My recipe for red sauce
First, recipe defined – A recipe is a general guideline or suggestion for how a particular meal or dish can be prepared. It will rarely contain exact measurements or cook time and it’s more of a story than a list and directions. This makes Mike crazy!
You can also check out an actual meat sauce recipe here but I recommend using the guidelines below and making it your own!
These are the essentials:
Tomatoes – this could be your own jarred variety, a bag of tomatoes that you picked up in the produce section or canned whole tomatoes
Garlic – if you’re lucky like we are, you will have a cousin who lives on a farm, grows her own garlic and sends it to you
Olive oil – make sure it’s from a dark container (although I’ve read color is not a factor I always look for the oil to be a little green, less yellow – we eat with our eyes first after all)
Salt –this is never optional! (more about salt later…)
These are the elements that can vary and will determine just what kind of red sauce you end up with:
Meat: ribs, sausage, meatballs, any yummy piece of beef or pork
In a sauce pot, saute garlic in olive oil over medium heat until it is a golden color.

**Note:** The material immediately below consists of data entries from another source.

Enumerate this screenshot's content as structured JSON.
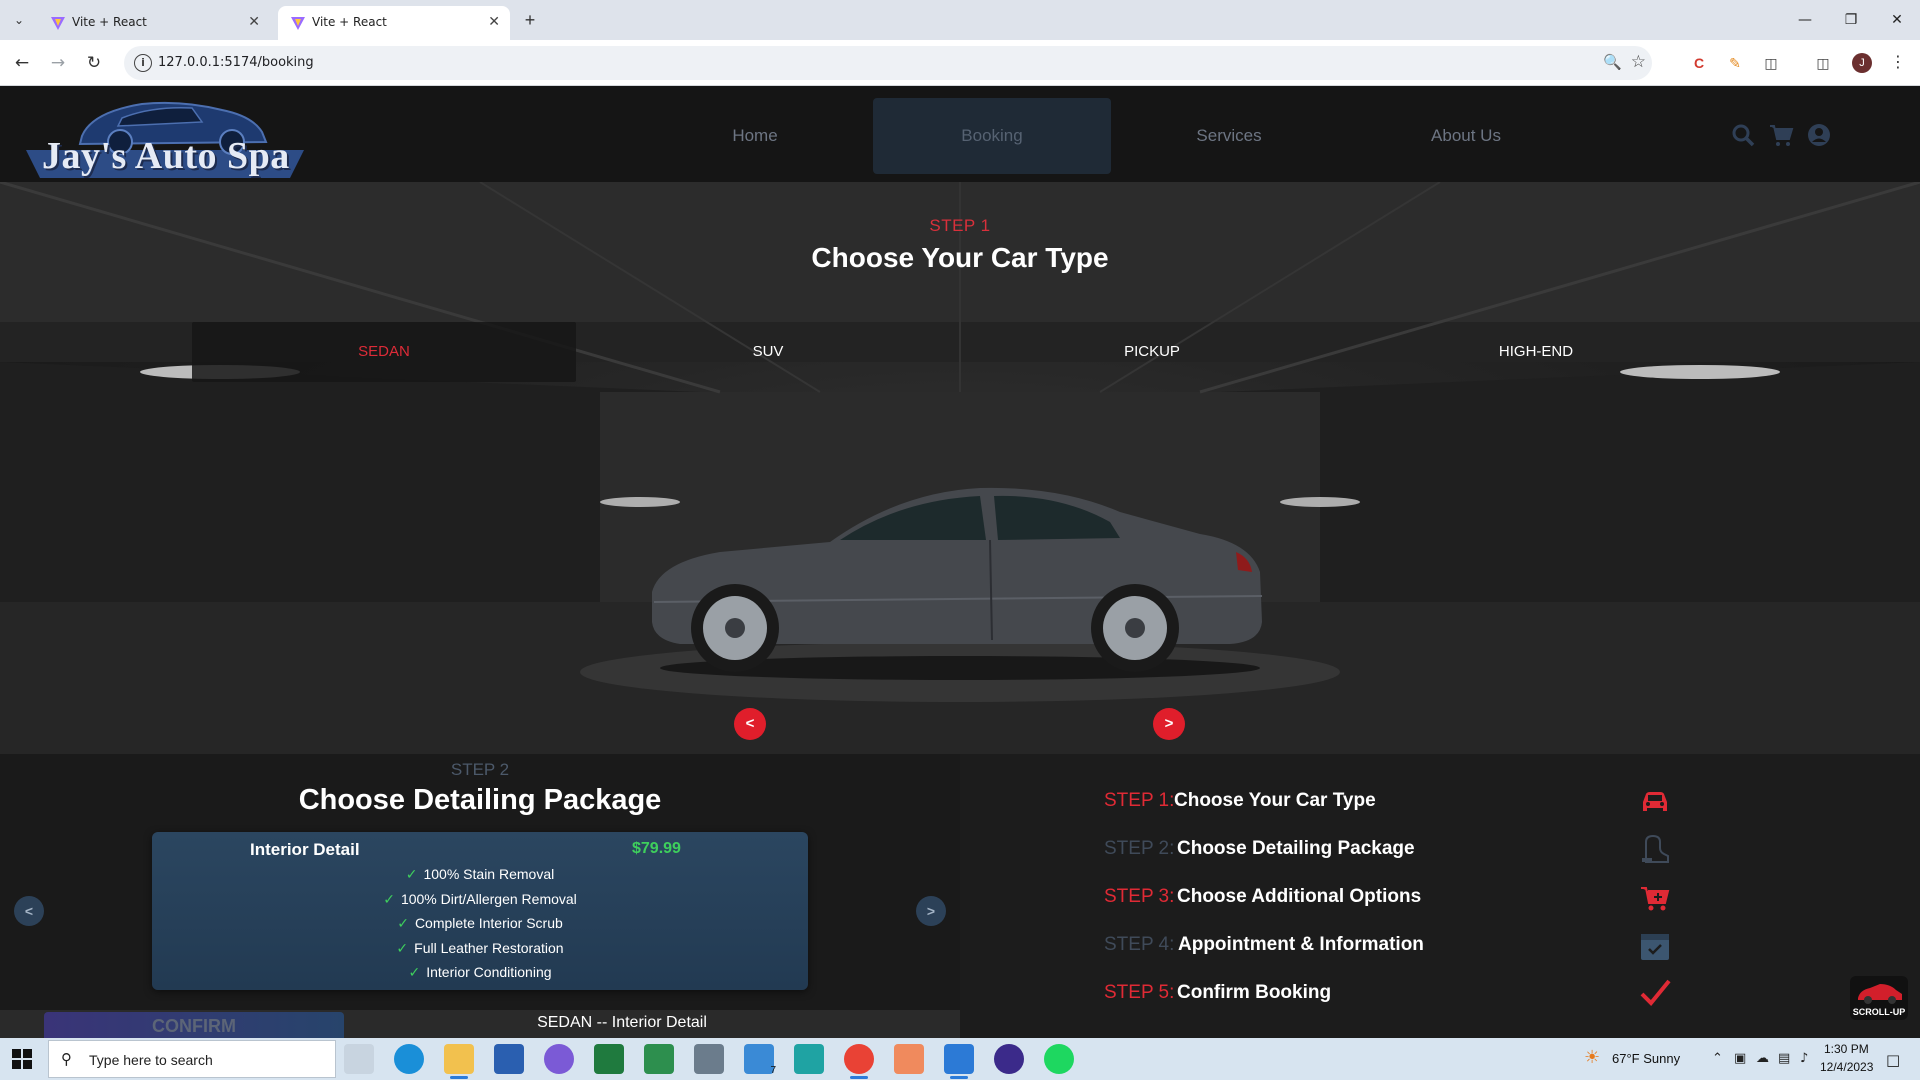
{
  "browser": {
    "tabs": [
      {
        "title": "Vite + React",
        "active": false
      },
      {
        "title": "Vite + React",
        "active": true
      }
    ],
    "url": "127.0.0.1:5174/booking",
    "profile_initial": "J"
  },
  "site": {
    "logo_text": "Jay's Auto Spa",
    "nav": [
      "Home",
      "Booking",
      "Services",
      "About Us"
    ],
    "active_nav": "Booking"
  },
  "step1": {
    "label": "STEP 1",
    "title": "Choose Your Car Type",
    "car_types": [
      "SEDAN",
      "SUV",
      "PICKUP",
      "HIGH-END"
    ],
    "selected": "SEDAN"
  },
  "step2": {
    "label": "STEP 2",
    "title": "Choose Detailing Package",
    "package": {
      "name": "Interior Detail",
      "price": "$79.99",
      "features": [
        "100% Stain Removal",
        "100% Dirt/Allergen Removal",
        "Complete Interior Scrub",
        "Full Leather Restoration",
        "Interior Conditioning"
      ]
    },
    "confirm_label": "CONFIRM",
    "summary": "SEDAN -- Interior Detail"
  },
  "steps": [
    {
      "label": "STEP 1:",
      "title": "Choose Your Car Type",
      "icon": "car-icon",
      "active": true
    },
    {
      "label": "STEP 2:",
      "title": "Choose Detailing Package",
      "icon": "vacuum-icon",
      "active": false
    },
    {
      "label": "STEP 3:",
      "title": "Choose Additional Options",
      "icon": "cart-add-icon",
      "active": true
    },
    {
      "label": "STEP 4:",
      "title": "Appointment & Information",
      "icon": "calendar-check-icon",
      "active": false
    },
    {
      "label": "STEP 5:",
      "title": "Confirm Booking",
      "icon": "checkmark-icon",
      "active": true
    }
  ],
  "scroll_up_label": "SCROLL-UP",
  "taskbar": {
    "search_placeholder": "Type here to search",
    "weather": "67°F  Sunny",
    "time": "1:30 PM",
    "date": "12/4/2023",
    "mail_badge": "7"
  },
  "colors": {
    "accent_red": "#e02a35",
    "price_green": "#3ecf5c",
    "card_blue": "#2b4660"
  }
}
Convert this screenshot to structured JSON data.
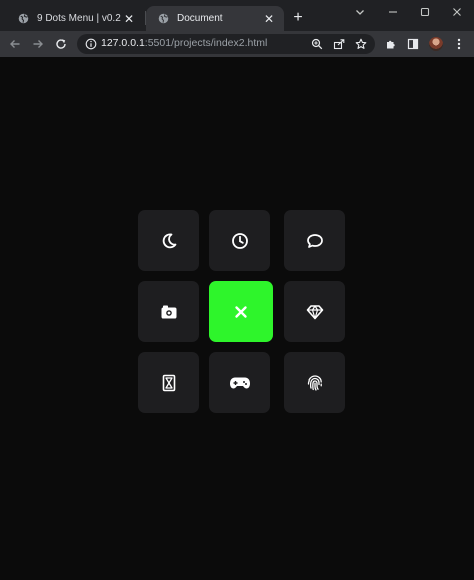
{
  "tabs": [
    {
      "title": "9 Dots Menu | v0.2",
      "active": false
    },
    {
      "title": "Document",
      "active": true
    }
  ],
  "address_bar": {
    "host": "127.0.0.1",
    "path": ":5501/projects/index2.html"
  },
  "menu_items": [
    {
      "icon": "moon-icon"
    },
    {
      "icon": "clock-icon"
    },
    {
      "icon": "chat-bubble-icon"
    },
    {
      "icon": "camera-icon"
    },
    {
      "icon": "close-icon"
    },
    {
      "icon": "diamond-icon"
    },
    {
      "icon": "hourglass-icon"
    },
    {
      "icon": "gamepad-icon"
    },
    {
      "icon": "fingerprint-icon"
    }
  ],
  "colors": {
    "page_background": "#0b0b0b",
    "tile": "#1e1e20",
    "accent": "#2ef52b",
    "icon": "#ffffff"
  }
}
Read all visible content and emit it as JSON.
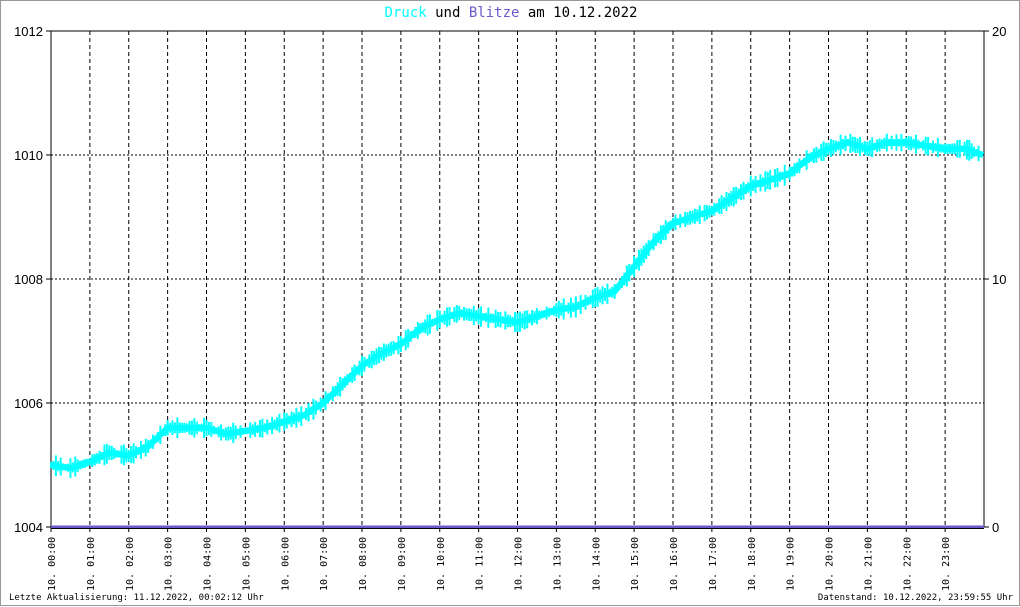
{
  "chart_data": {
    "type": "line",
    "title": {
      "part1": "Druck",
      "part2": "und",
      "part3": "Blitze",
      "part4": "am 10.12.2022"
    },
    "colors": {
      "druck": "#00ffff",
      "blitze": "#6a5acd",
      "grid": "#000000"
    },
    "y_left": {
      "range": [
        1004,
        1012
      ],
      "ticks": [
        "1004",
        "1006",
        "1008",
        "1010",
        "1012"
      ]
    },
    "y_right": {
      "range": [
        0,
        20
      ],
      "ticks": [
        "0",
        "10",
        "20"
      ]
    },
    "x_ticks": [
      "10. 00:00",
      "10. 01:00",
      "10. 02:00",
      "10. 03:00",
      "10. 04:00",
      "10. 05:00",
      "10. 06:00",
      "10. 07:00",
      "10. 08:00",
      "10. 09:00",
      "10. 10:00",
      "10. 11:00",
      "10. 12:00",
      "10. 13:00",
      "10. 14:00",
      "10. 15:00",
      "10. 16:00",
      "10. 17:00",
      "10. 18:00",
      "10. 19:00",
      "10. 20:00",
      "10. 21:00",
      "10. 22:00",
      "10. 23:00"
    ],
    "x_range_hours": [
      0,
      24
    ],
    "series": [
      {
        "name": "Druck",
        "x_hours": [
          0,
          0.5,
          1,
          1.5,
          2,
          2.5,
          3,
          3.5,
          4,
          4.5,
          5,
          5.5,
          6,
          6.5,
          7,
          7.5,
          8,
          8.5,
          9,
          9.5,
          10,
          10.5,
          11,
          11.5,
          12,
          12.5,
          13,
          13.5,
          14,
          14.5,
          15,
          15.5,
          16,
          16.5,
          17,
          17.5,
          18,
          18.5,
          19,
          19.5,
          20,
          20.5,
          21,
          21.5,
          22,
          22.5,
          23,
          23.5,
          23.98
        ],
        "values": [
          1005.0,
          1004.95,
          1005.05,
          1005.2,
          1005.15,
          1005.3,
          1005.6,
          1005.6,
          1005.6,
          1005.5,
          1005.55,
          1005.6,
          1005.7,
          1005.8,
          1006.0,
          1006.3,
          1006.6,
          1006.8,
          1006.95,
          1007.2,
          1007.35,
          1007.45,
          1007.4,
          1007.35,
          1007.3,
          1007.4,
          1007.5,
          1007.55,
          1007.7,
          1007.8,
          1008.2,
          1008.6,
          1008.9,
          1009.0,
          1009.1,
          1009.3,
          1009.5,
          1009.6,
          1009.7,
          1009.95,
          1010.1,
          1010.2,
          1010.1,
          1010.2,
          1010.2,
          1010.15,
          1010.1,
          1010.1,
          1010.0
        ]
      },
      {
        "name": "Blitze",
        "x_hours": [
          0,
          24
        ],
        "values": [
          0,
          0
        ]
      }
    ]
  },
  "footer": {
    "left": "Letzte Aktualisierung: 11.12.2022, 00:02:12 Uhr",
    "right": "Datenstand: 10.12.2022, 23:59:55 Uhr"
  }
}
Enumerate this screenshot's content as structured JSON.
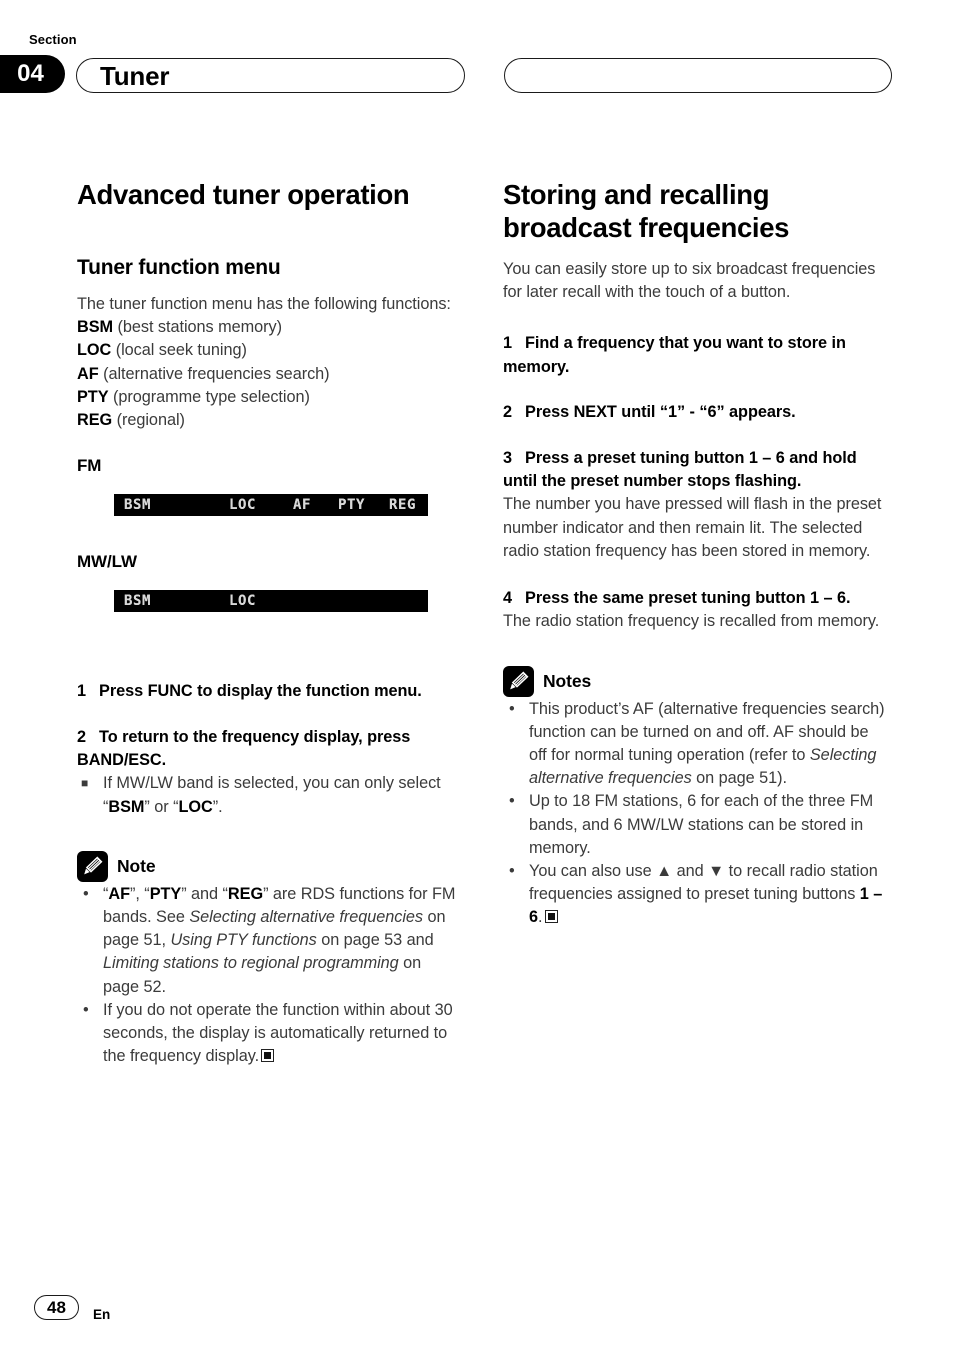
{
  "header": {
    "section_label": "Section",
    "section_number": "04",
    "chapter_title": "Tuner",
    "right_pill_title": ""
  },
  "left_column": {
    "main_heading": "Advanced tuner operation",
    "sub_heading": "Tuner function menu",
    "intro": "The tuner function menu has the following functions:",
    "function_list": [
      {
        "code": "BSM",
        "desc": "(best stations memory)"
      },
      {
        "code": "LOC",
        "desc": "(local seek tuning)"
      },
      {
        "code": "AF",
        "desc": "(alternative frequencies search)"
      },
      {
        "code": "PTY",
        "desc": "(programme type selection)"
      },
      {
        "code": "REG",
        "desc": "(regional)"
      }
    ],
    "fm_label": "FM",
    "fm_display": [
      "BSM",
      "LOC",
      "AF",
      "PTY",
      "REG"
    ],
    "mwlw_label": "MW/LW",
    "mwlw_display": [
      "BSM",
      "LOC"
    ],
    "steps": [
      {
        "num": "1",
        "text": "Press FUNC to display the function menu."
      },
      {
        "num": "2",
        "text": "To return to the frequency display, press BAND/ESC."
      }
    ],
    "step2_bullet_pre": "If MW/LW band is selected, you can only select “",
    "step2_bullet_b1": "BSM",
    "step2_bullet_mid": "” or “",
    "step2_bullet_b2": "LOC",
    "step2_bullet_post": "”.",
    "note": {
      "icon": "pencil-icon",
      "title": "Note",
      "bullets": [
        {
          "segments": [
            {
              "t": "“",
              "s": "n"
            },
            {
              "t": "AF",
              "s": "b"
            },
            {
              "t": "”, “",
              "s": "n"
            },
            {
              "t": "PTY",
              "s": "b"
            },
            {
              "t": "” and “",
              "s": "n"
            },
            {
              "t": "REG",
              "s": "b"
            },
            {
              "t": "” are RDS functions for FM bands. See ",
              "s": "n"
            },
            {
              "t": "Selecting alternative frequencies",
              "s": "i"
            },
            {
              "t": " on page 51, ",
              "s": "n"
            },
            {
              "t": "Using PTY functions",
              "s": "i"
            },
            {
              "t": " on page 53 and ",
              "s": "n"
            },
            {
              "t": "Limiting stations to regional programming",
              "s": "i"
            },
            {
              "t": " on page 52.",
              "s": "n"
            }
          ],
          "end": false
        },
        {
          "segments": [
            {
              "t": "If you do not operate the function within about 30 seconds, the display is automatically returned to the frequency display.",
              "s": "n"
            }
          ],
          "end": true
        }
      ]
    }
  },
  "right_column": {
    "main_heading": "Storing and recalling broadcast frequencies",
    "intro": "You can easily store up to six broadcast frequencies for later recall with the touch of a button.",
    "steps": [
      {
        "num": "1",
        "text": "Find a frequency that you want to store in memory.",
        "body": ""
      },
      {
        "num": "2",
        "text": "Press NEXT until “1” - “6” appears.",
        "body": ""
      },
      {
        "num": "3",
        "text": "Press a preset tuning button 1 – 6 and hold until the preset number stops flashing.",
        "body": "The number you have pressed will flash in the preset number indicator and then remain lit. The selected radio station frequency has been stored in memory."
      },
      {
        "num": "4",
        "text": "Press the same preset tuning button 1 – 6.",
        "body": "The radio station frequency is recalled from memory."
      }
    ],
    "notes": {
      "icon": "pencil-icon",
      "title": "Notes",
      "bullets": [
        {
          "segments": [
            {
              "t": "This product’s AF (alternative frequencies search) function can be turned on and off. AF should be off for normal tuning operation (refer to ",
              "s": "n"
            },
            {
              "t": "Selecting alternative frequencies",
              "s": "i"
            },
            {
              "t": " on page 51).",
              "s": "n"
            }
          ],
          "end": false
        },
        {
          "segments": [
            {
              "t": "Up to 18 FM stations, 6 for each of the three FM bands, and 6 MW/LW stations can be stored in memory.",
              "s": "n"
            }
          ],
          "end": false
        },
        {
          "segments": [
            {
              "t": "You can also use ▲ and ▼ to recall radio station frequencies assigned to preset tuning buttons ",
              "s": "n"
            },
            {
              "t": "1 – 6",
              "s": "b"
            },
            {
              "t": ".",
              "s": "n"
            }
          ],
          "end": true
        }
      ]
    }
  },
  "footer": {
    "page_number": "48",
    "language": "En"
  },
  "colors": {
    "ink": "#000000",
    "body_text": "#3b3b3b",
    "lcd_background": "#000000",
    "lcd_text": "#d8d8d8",
    "page_background": "#ffffff"
  }
}
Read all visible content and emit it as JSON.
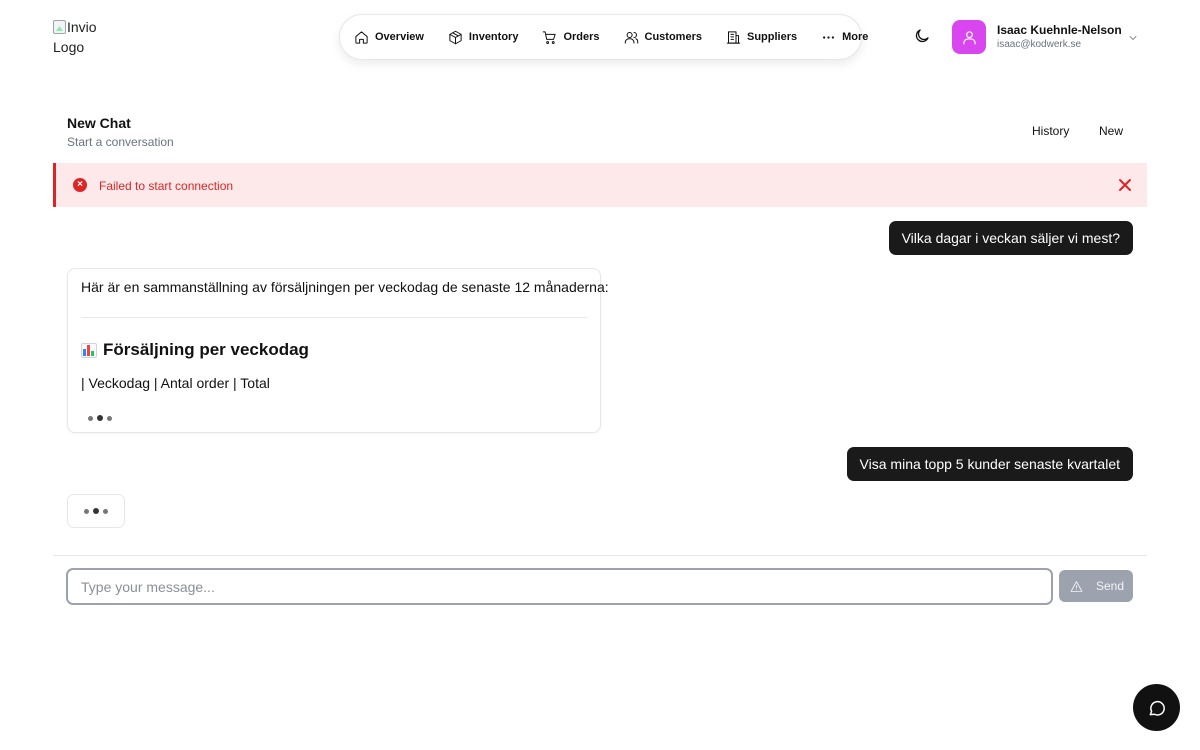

Add a bay leaf if you have it.
Discard garlic (unless you like biting into garlic).
Add onions to taste (I usually cut the onion in half or quarters).
Chop tomatoes or puree them in a food processor.
Season with salt, black pepper, hot pepper.
Add tomatoes to the pot.
Add (mostly cooked) meatballs sausage or ribs or any yummy piece of beef or pork.
Add fresh basil.
Let this cook until it tastes so good you can’t wait any longer! Put it over al dente pasta and serve right away. Pasta waits for no one!